Emmanuel Macron se rend ce mardi dans les Sables-d’Olonne pour présenter son projet de réforme concernant l’enseignement professionnel. 1:26
  • Copié
Louise Sallé, édité par Laura Laplaud , modifié à
Emmanuel Macron se rend ce mardi dans les Sables-d’Olonne pour présenter son projet de réforme concernant l’enseignement professionnel. Objectif : doubler la durée des stages en entreprise, afin de faire converger la filière vers l’apprentissage. La mesure, qui pourrait entrer en vigueur dès septembre prochain, inquiète certains élèves et professeurs.

Parmi les nombreux chantiers de l’Éducation nationale lancés à l'occasion de cette rentrée : la transformation du lycée professionnel fait partie de la liste. Cela concernerait un tiers des lycéens français, soir près de 630.000 élèves. L’idée : rallonger la durée des stages en entreprise pour se rapprocher d’une formation en apprentissage. Cette mesure vise ainsi à relever le taux d'insertion, qui est d'environ 41% pour les CAP et 53% bacheliers professionnels. Contre plus de 60% pour les apprentis du même âge. Emmanuel Macron se rend ce mardi dans les Sables-d’Olonne pour présenter son projet de réforme concernant l’enseignement professionnel.

De la Seconde à la Terminale, donc, les élèves effectueraient 33 semaines en entreprise, au lieu de 22 actuellement. Et la mesure pourrait entrer en vigueur dès septembre prochain. Mais dans un lycée professionnel parisien du 1er arrondissement, spécialisé dans la vente et le commerce, les avis des professeurs et élèves sont mitigés.

Un basculement trop "précoce" vers la vie professionnelle

Souriant, appuyé contre la barrière sur le trottoir face à l’entrée du lycée, Benjamin, en Première, a entendu parler du projet de réforme sur TikTok. : "On a trois stages de courte durée. Dans un métier, on ne peut pas apprendre tout en deux semaines. Ils essayent de nous apprendre au maximum, mais on apprend juste les bases", déplore-t-il.
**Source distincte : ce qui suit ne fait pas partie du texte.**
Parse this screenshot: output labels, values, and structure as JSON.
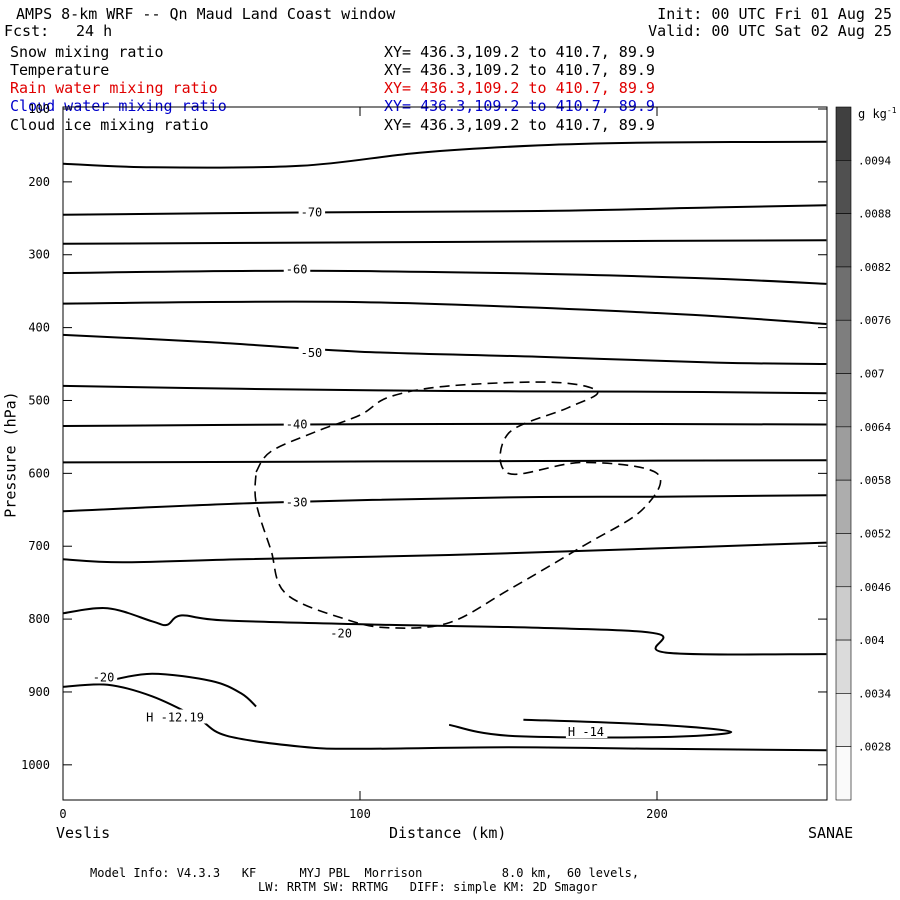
{
  "header": {
    "title": "AMPS 8-km WRF -- Qn Maud Land Coast window",
    "forecast_label": "Fcst:",
    "forecast_value": "24 h",
    "init": "Init: 00 UTC Fri 01 Aug 25",
    "valid": "Valid: 00 UTC Sat 02 Aug 25"
  },
  "fields": [
    {
      "name": "Snow mixing ratio",
      "xy": "XY= 436.3,109.2 to 410.7, 89.9",
      "color": "#000000"
    },
    {
      "name": "Temperature",
      "xy": "XY= 436.3,109.2 to 410.7, 89.9",
      "color": "#000000"
    },
    {
      "name": "Rain water mixing ratio",
      "xy": "XY= 436.3,109.2 to 410.7, 89.9",
      "color": "#e00000"
    },
    {
      "name": "Cloud water mixing ratio",
      "xy": "XY= 436.3,109.2 to 410.7, 89.9",
      "color": "#0000cc"
    },
    {
      "name": "Cloud ice mixing ratio",
      "xy": "XY= 436.3,109.2 to 410.7, 89.9",
      "color": "#000000"
    }
  ],
  "footer": {
    "line1": "Model Info: V4.3.3   KF      MYJ PBL  Morrison           8.0 km,  60 levels,",
    "line2": "LW: RRTM SW: RRTMG   DIFF: simple KM: 2D Smagor"
  },
  "chart_data": {
    "type": "contour",
    "xlabel": "Distance (km)",
    "ylabel": "Pressure (hPa)",
    "xlim": [
      0,
      257
    ],
    "ylim": [
      100,
      1050
    ],
    "x_ticks": [
      0,
      100,
      200
    ],
    "y_ticks": [
      100,
      200,
      300,
      400,
      500,
      600,
      700,
      800,
      900,
      1000
    ],
    "x_start_label": "Veslis",
    "x_end_label": "SANAE",
    "temperature_contours": [
      {
        "points": [
          [
            0,
            175
          ],
          [
            30,
            180
          ],
          [
            80,
            178
          ],
          [
            120,
            160
          ],
          [
            160,
            150
          ],
          [
            200,
            146
          ],
          [
            257,
            145
          ]
        ]
      },
      {
        "points": [
          [
            0,
            245
          ],
          [
            80,
            242
          ],
          [
            160,
            240
          ],
          [
            220,
            235
          ],
          [
            257,
            232
          ]
        ],
        "label": "-70",
        "label_at": [
          80,
          242
        ]
      },
      {
        "points": [
          [
            0,
            285
          ],
          [
            100,
            283
          ],
          [
            200,
            281
          ],
          [
            257,
            280
          ]
        ]
      },
      {
        "points": [
          [
            0,
            325
          ],
          [
            80,
            322
          ],
          [
            160,
            326
          ],
          [
            220,
            333
          ],
          [
            257,
            340
          ]
        ],
        "label": "-60",
        "label_at": [
          75,
          320
        ]
      },
      {
        "points": [
          [
            0,
            367
          ],
          [
            100,
            365
          ],
          [
            200,
            380
          ],
          [
            257,
            395
          ]
        ]
      },
      {
        "points": [
          [
            0,
            410
          ],
          [
            50,
            420
          ],
          [
            100,
            433
          ],
          [
            160,
            440
          ],
          [
            220,
            448
          ],
          [
            257,
            450
          ]
        ],
        "label": "-50",
        "label_at": [
          80,
          435
        ]
      },
      {
        "points": [
          [
            0,
            480
          ],
          [
            60,
            484
          ],
          [
            130,
            487
          ],
          [
            200,
            488
          ],
          [
            257,
            490
          ]
        ]
      },
      {
        "points": [
          [
            0,
            535
          ],
          [
            80,
            533
          ],
          [
            160,
            532
          ],
          [
            257,
            533
          ]
        ],
        "label": "-40",
        "label_at": [
          75,
          533
        ]
      },
      {
        "points": [
          [
            0,
            585
          ],
          [
            80,
            584
          ],
          [
            160,
            583
          ],
          [
            257,
            582
          ]
        ]
      },
      {
        "points": [
          [
            0,
            652
          ],
          [
            70,
            640
          ],
          [
            150,
            633
          ],
          [
            200,
            632
          ],
          [
            257,
            630
          ]
        ],
        "label": "-30",
        "label_at": [
          75,
          640
        ]
      },
      {
        "points": [
          [
            0,
            718
          ],
          [
            20,
            722
          ],
          [
            60,
            718
          ],
          [
            130,
            712
          ],
          [
            200,
            703
          ],
          [
            257,
            695
          ]
        ]
      },
      {
        "points": [
          [
            0,
            792
          ],
          [
            15,
            785
          ],
          [
            30,
            803
          ],
          [
            35,
            808
          ],
          [
            40,
            795
          ],
          [
            55,
            802
          ],
          [
            110,
            808
          ],
          [
            160,
            812
          ],
          [
            200,
            820
          ],
          [
            203,
            846
          ],
          [
            257,
            848
          ]
        ],
        "label": "-20",
        "label_at": [
          90,
          820
        ]
      },
      {
        "points": [
          [
            0,
            893
          ],
          [
            15,
            890
          ],
          [
            30,
            906
          ],
          [
            45,
            935
          ],
          [
            55,
            960
          ],
          [
            80,
            975
          ],
          [
            100,
            978
          ],
          [
            150,
            976
          ],
          [
            200,
            978
          ],
          [
            257,
            980
          ]
        ],
        "label": "-20",
        "label_at": [
          10,
          880
        ]
      },
      {
        "points": [
          [
            15,
            885
          ],
          [
            30,
            875
          ],
          [
            50,
            885
          ],
          [
            60,
            902
          ],
          [
            65,
            920
          ]
        ],
        "label": "H -12.19",
        "label_at": [
          28,
          935
        ]
      },
      {
        "points": [
          [
            130,
            945
          ],
          [
            150,
            960
          ],
          [
            200,
            962
          ],
          [
            225,
            955
          ],
          [
            200,
            945
          ],
          [
            155,
            938
          ]
        ],
        "label": "H -14",
        "label_at": [
          170,
          955
        ]
      }
    ],
    "snow_contour_dashed": [
      [
        65,
        598
      ],
      [
        70,
        570
      ],
      [
        85,
        543
      ],
      [
        100,
        520
      ],
      [
        110,
        495
      ],
      [
        130,
        480
      ],
      [
        165,
        475
      ],
      [
        180,
        488
      ],
      [
        170,
        510
      ],
      [
        150,
        545
      ],
      [
        150,
        600
      ],
      [
        175,
        585
      ],
      [
        200,
        600
      ],
      [
        195,
        650
      ],
      [
        175,
        700
      ],
      [
        150,
        760
      ],
      [
        130,
        805
      ],
      [
        110,
        812
      ],
      [
        95,
        800
      ],
      [
        75,
        765
      ],
      [
        70,
        705
      ],
      [
        65,
        640
      ],
      [
        65,
        598
      ]
    ],
    "colorbar": {
      "unit": "g kg",
      "unit_exp": "-1",
      "labels": [
        ".0094",
        ".0088",
        ".0082",
        ".0076",
        ".007",
        ".0064",
        ".0058",
        ".0052",
        ".0046",
        ".004",
        ".0034",
        ".0028"
      ]
    }
  }
}
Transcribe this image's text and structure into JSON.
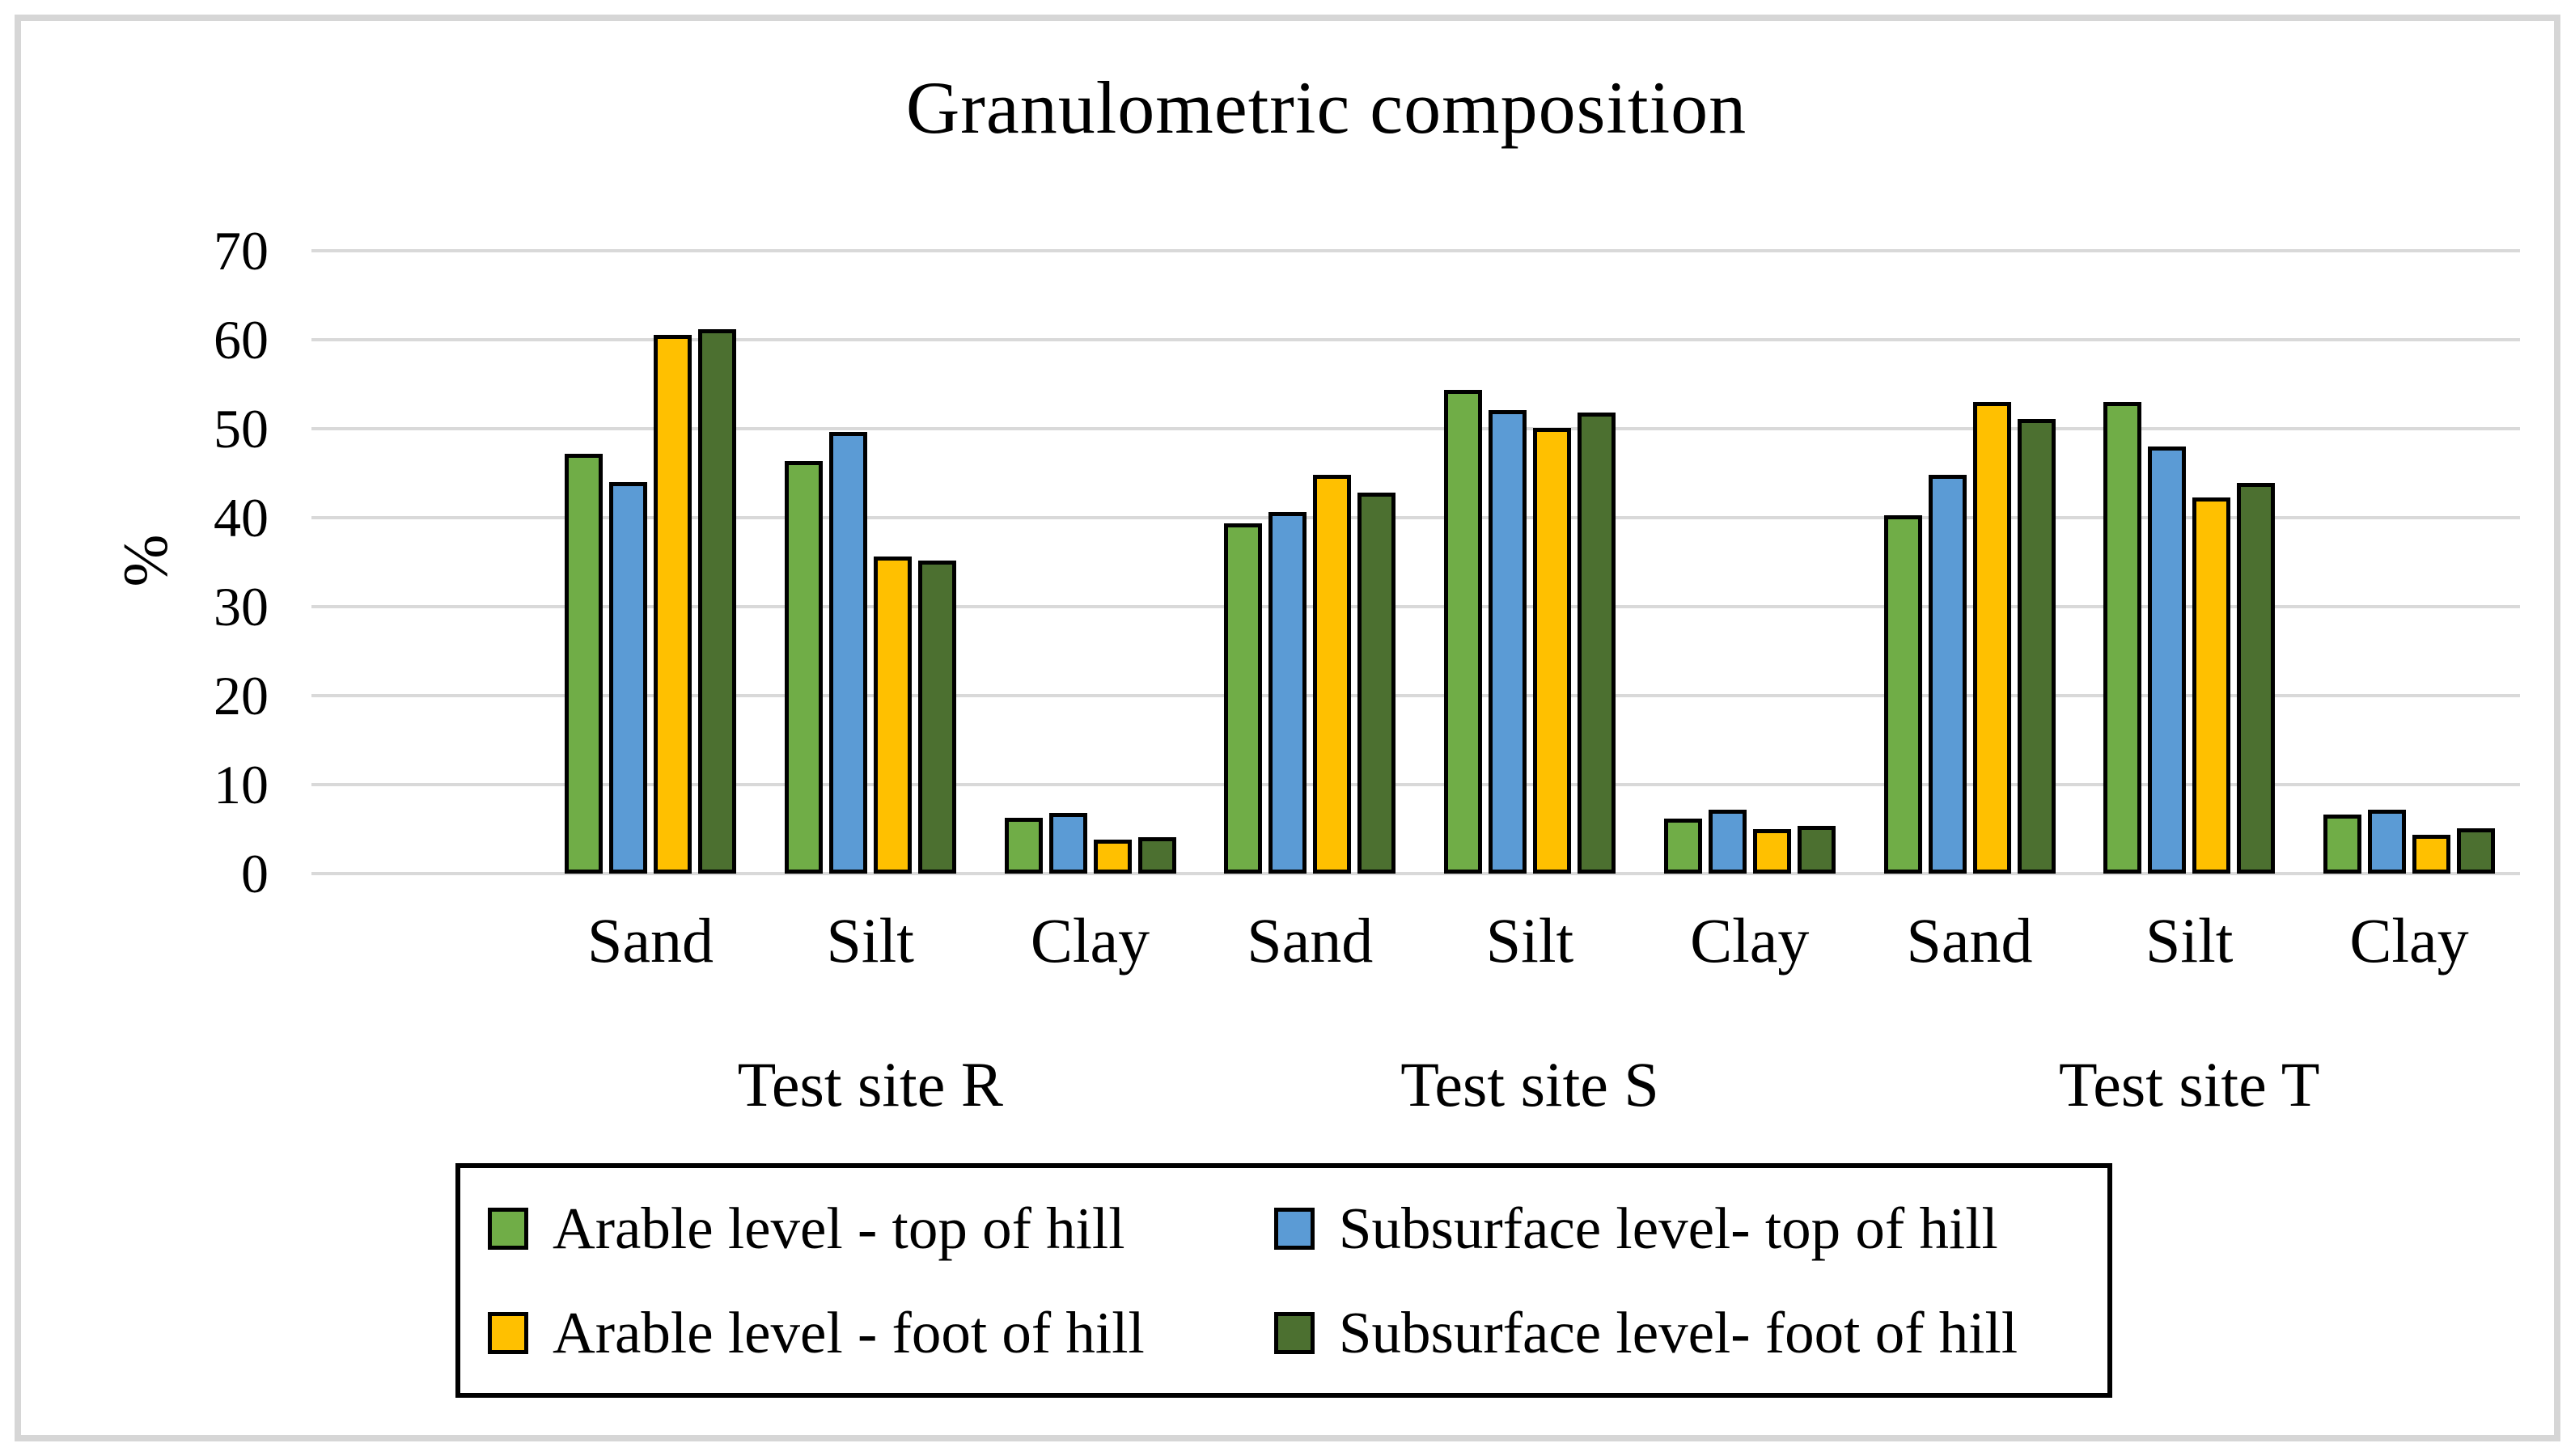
{
  "chart_data": {
    "type": "bar",
    "title": "Granulometric composition",
    "ylabel": "%",
    "ylim": [
      0,
      70
    ],
    "yticks": [
      0,
      10,
      20,
      30,
      40,
      50,
      60,
      70
    ],
    "grid": true,
    "legend_position": "bottom-box",
    "categories": [
      "Sand",
      "Silt",
      "Clay",
      "Sand",
      "Silt",
      "Clay",
      "Sand",
      "Silt",
      "Clay"
    ],
    "site_labels": [
      "Test site R",
      "Test site S",
      "Test site T"
    ],
    "series": [
      {
        "name": "Arable level - top of hill",
        "color": "#70AD47",
        "values": [
          47.2,
          46.4,
          6.3,
          39.4,
          54.4,
          6.2,
          40.3,
          53.0,
          6.6
        ]
      },
      {
        "name": "Subsurface level- top of hill",
        "color": "#5B9BD5",
        "values": [
          44.0,
          49.6,
          6.8,
          40.6,
          52.1,
          7.2,
          44.8,
          48.0,
          7.2
        ]
      },
      {
        "name": "Arable level - foot of hill",
        "color": "#FFC000",
        "values": [
          60.5,
          35.6,
          3.8,
          44.8,
          50.1,
          5.0,
          53.0,
          42.3,
          4.4
        ]
      },
      {
        "name": "Subsurface level- foot of hill",
        "color": "#4C7030",
        "values": [
          61.2,
          35.2,
          4.1,
          42.8,
          51.8,
          5.4,
          51.1,
          43.9,
          5.1
        ]
      }
    ]
  },
  "colors": {
    "bar_border": "#000000",
    "gridline": "#d9d9d9",
    "outer_frame": "#d6d6d6",
    "text": "#000000"
  }
}
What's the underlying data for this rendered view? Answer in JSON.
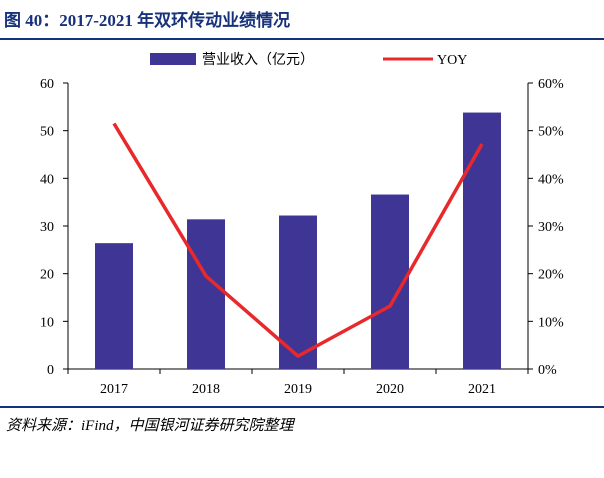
{
  "figure": {
    "title": "图 40：2017-2021 年双环传动业绩情况",
    "source": "资料来源：iFind，中国银河证券研究院整理"
  },
  "colors": {
    "title": "#17317a",
    "bar": "#3f3594",
    "line": "#e8282b",
    "axis": "#000000"
  },
  "chart_data": {
    "type": "bar",
    "categories": [
      "2017",
      "2018",
      "2019",
      "2020",
      "2021"
    ],
    "series": [
      {
        "name": "营业收入（亿元）",
        "type": "bar",
        "axis": "left",
        "values": [
          26.4,
          31.4,
          32.2,
          36.6,
          53.8
        ]
      },
      {
        "name": "YOY",
        "type": "line",
        "axis": "right",
        "values": [
          51.5,
          19.5,
          2.7,
          13.2,
          47.2
        ]
      }
    ],
    "y_left": {
      "lim": [
        0,
        60
      ],
      "ticks": [
        "0",
        "10",
        "20",
        "30",
        "40",
        "50",
        "60"
      ]
    },
    "y_right": {
      "lim": [
        0,
        60
      ],
      "ticks": [
        "0%",
        "10%",
        "20%",
        "30%",
        "40%",
        "50%",
        "60%"
      ]
    },
    "legend_position": "top-center",
    "grid": false
  }
}
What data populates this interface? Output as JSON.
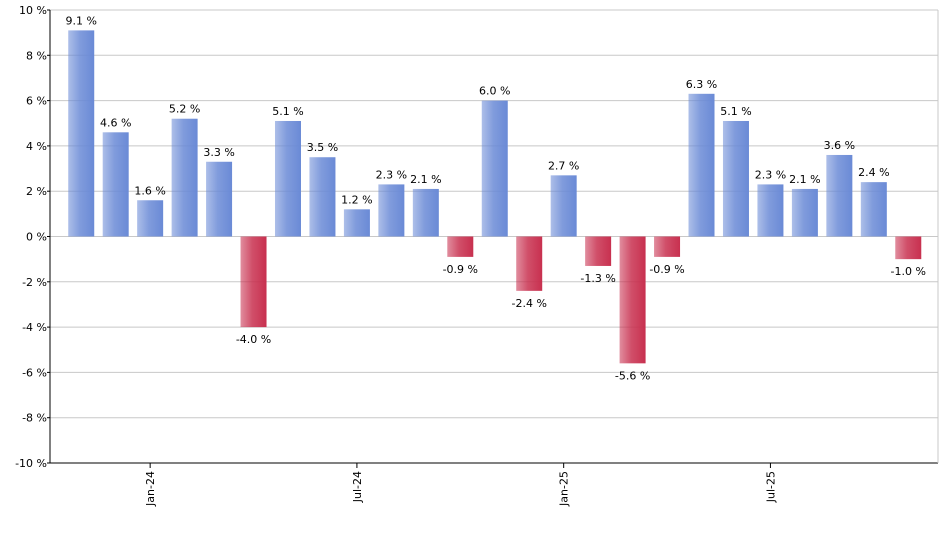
{
  "chart_data": {
    "type": "bar",
    "categories": [
      null,
      null,
      "Jan-24",
      null,
      null,
      null,
      null,
      null,
      "Jul-24",
      null,
      null,
      null,
      null,
      null,
      "Jan-25",
      null,
      null,
      null,
      null,
      null,
      "Jul-25",
      null,
      null,
      null,
      null
    ],
    "values": [
      9.1,
      4.6,
      1.6,
      5.2,
      3.3,
      -4.0,
      5.1,
      3.5,
      1.2,
      2.3,
      2.1,
      -0.9,
      6.0,
      -2.4,
      2.7,
      -1.3,
      -5.6,
      -0.9,
      6.3,
      5.1,
      2.3,
      2.1,
      3.6,
      2.4,
      -1.0
    ],
    "value_labels": [
      "9.1 %",
      "4.6 %",
      "1.6 %",
      "5.2 %",
      "3.3 %",
      "-4.0 %",
      "5.1 %",
      "3.5 %",
      "1.2 %",
      "2.3 %",
      "2.1 %",
      "-0.9 %",
      "6.0 %",
      "-2.4 %",
      "2.7 %",
      "-1.3 %",
      "-5.6 %",
      "-0.9 %",
      "6.3 %",
      "5.1 %",
      "2.3 %",
      "2.1 %",
      "3.6 %",
      "2.4 %",
      "-1.0 %"
    ],
    "positive_color": "#6a8ad6",
    "negative_color": "#c8304f",
    "ylim": [
      -10,
      10
    ],
    "yticks": [
      {
        "value": -10,
        "label": "-10 %"
      },
      {
        "value": -8,
        "label": "-8 %"
      },
      {
        "value": -6,
        "label": "-6 %"
      },
      {
        "value": -4,
        "label": "-4 %"
      },
      {
        "value": -2,
        "label": "-2 %"
      },
      {
        "value": 0,
        "label": "0 %"
      },
      {
        "value": 2,
        "label": "2 %"
      },
      {
        "value": 4,
        "label": "4 %"
      },
      {
        "value": 6,
        "label": "6 %"
      },
      {
        "value": 8,
        "label": "8 %"
      },
      {
        "value": 10,
        "label": "10 %"
      }
    ],
    "grid": true
  }
}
C’est l’un des rares élèves de l’établissement interrogés à se prononcer en faveur de cette transformation. Pour Aïcha en revanche, actuellement en Seconde, même si les heures en entreprise pourraient donner lieu à une rémunération, il est trop tôt pour basculer vers une vie professionnelle de cette ampleur. Ses journées de travail ne l’épanouissent pas, elle cherche encore sa voie et les cours l’aident à y voir plus clair.

"Moi, ça me rassure d'être en cours, mais pas d'être en entreprise parce que je ne me sens pas trop à l'aise…", confie la lycéenne. "Vu qu'ils nous prennent vraiment pour des stagiaires, ils ne nous prennent pas encore pour des employés, donc passer deux mois là-bas par exemple, je ne m’y vois pas du tout".

L’apprentissage de la culture générale ou du savoir-être en entreprise passent à la trappe

Shaïma, en Première, est du même avis. D’autant que ces heures de stages risquent d’être prises sur l’enseignement général. C’est en tout cas ce que craignent certains élèves et professeurs. "Ce n'est pas terrible parce que déjà on aura moins d'heures de cours. L'enseignement des maths, du français, des matières en général, ça nous permet d'accéder à l'université. Et j’aimerais pouvoir faire un BTS après mes études, donc c’est essentiel ne pas perdre d’heures de cours dans notre emploi du temps", argumente Shaïma.

Anna*, enfin, professeure d’éco-gestion, ne cache pas son inquiétude. "En cours, les élèves renforcent leur culture générale, apprennent le savoir être en entreprise. Et tout ça, ça passe à la trappe puisqu’on les emmène directement dans des entreprises pour être exécutant. Donc quelque part, on freine un peu l'évolution professionnelle", regrette-t-elle.

Les syndicats enseignants ne rejettent pas tous l’idée de l’apprentissage. Mais si cela se fait au détriment de certains cours, l’allongement de la durée des stages sera difficile à faire accepter. D’après l’Élysée, les ajustements d’emplois du temps pour instaurer plus de stages relèveront de "concertations locales", dans le cadre du Conseil de la refondation, et seront discutés au sein de chaque établissement.

*Le prénom a été modifié pour préserver l’anonymat de la personne interrogée.